La cour d’appel de Lyon, dans son arrêt du 28 janvier 2026, statue sur une demande de provision en référé pour impayé de fourniture de matériaux. Une société de peinture conteste sa condamnation à payer une facture, invoquant un défaut de livraison et une clause pénale excessive. La question centrale porte sur le caractère sérieusement contestable de l’obligation de paiement en l’absence de livraison effective. La cour confirme l’ordonnance de référé, jugeant la créance non sérieusement contestable.
I. L’absence de livraison ne rend pas la créance contestable
La cour écarte le moyen tiré du défaut de livraison en se fondant sur l’accord modificatif intervenu entre les parties. Elle relève que l’appelante n’a pas démenti le courriel du 11 janvier 2024 exposant les termes de cet accord. La cour constate que “la société Bourg Matériaux avait laissé la possibilité à la société [V] de rectifier les termes de l’accord” (Motifs). Le silence de l’appelante vaut acceptation tacite de la modification contractuelle.
La cour retient également que la vente est devenue définitive par l’effet des conditions générales de vente. Elle rappelle que “l’acheteur est censé être d’accord avec le contenu de notre confirmation si dans les huit jours” il n’a pas formulé d’observations (Motifs). L’appelante n’ayant pas contesté la confirmation dans ce délai, la vente est parfaite indépendamment de la livraison.
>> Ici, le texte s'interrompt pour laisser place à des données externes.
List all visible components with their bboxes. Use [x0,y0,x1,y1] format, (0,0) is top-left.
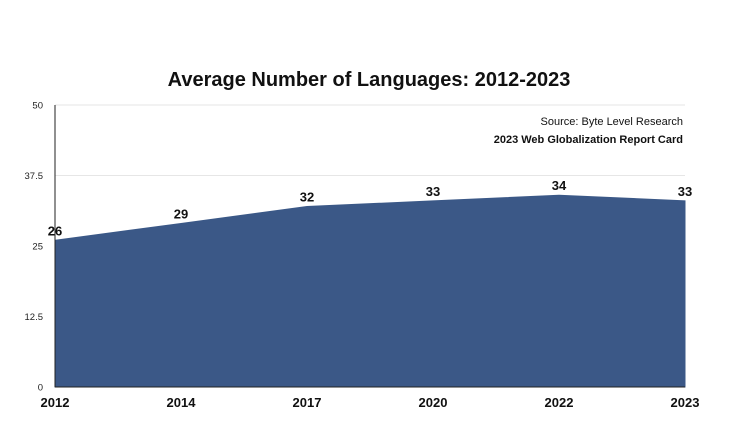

La portée de cette solution est de rappeler que le juge des référés peut valider un accord verbal ou tacite modifiant les modalités d’exécution. La valeur de l’arrêt est de consacrer la force obligatoire des clauses contractuelles de confirmation, même en l’absence de livraison. Le sens est de limiter la contestation sérieuse aux seules hypothèses de preuve contraire rapportée.
II. La clause pénale n’est pas sérieusement contestable en référé
La cour écarte le grief de disproportion de la clause pénale fixée à 15 % du principal. Elle affirme que “le grief tiré du caractère disproportionné de cette indemnité ne présente pas le sérieux requis” (Motifs). Elle rappelle que le juge des référés ne peut modérer une clause pénale, mais seulement allouer une provision justifiée.
La cour se réfère à l’article L.441-10 du code de commerce pour valider les pénalités de retard. Elle souligne que ces pénalités sont “calculées sur la base d’un taux qui ne peut être inférieur à trois fois le taux d’intérêt légal” (Motifs). La clause est donc conforme aux exigences légales et ne peut être écartée en référé.
La valeur de cette solution est de rappeler les pouvoirs limités du juge des référés face à une clause pénale. La portée est d’éviter que le débat sur le caractère excessif de la clause ne paralyse l’octroi d’une provision. Le sens de l’arrêt est de confirmer que seule une contestation manifestement sérieuse peut faire échec à la demande.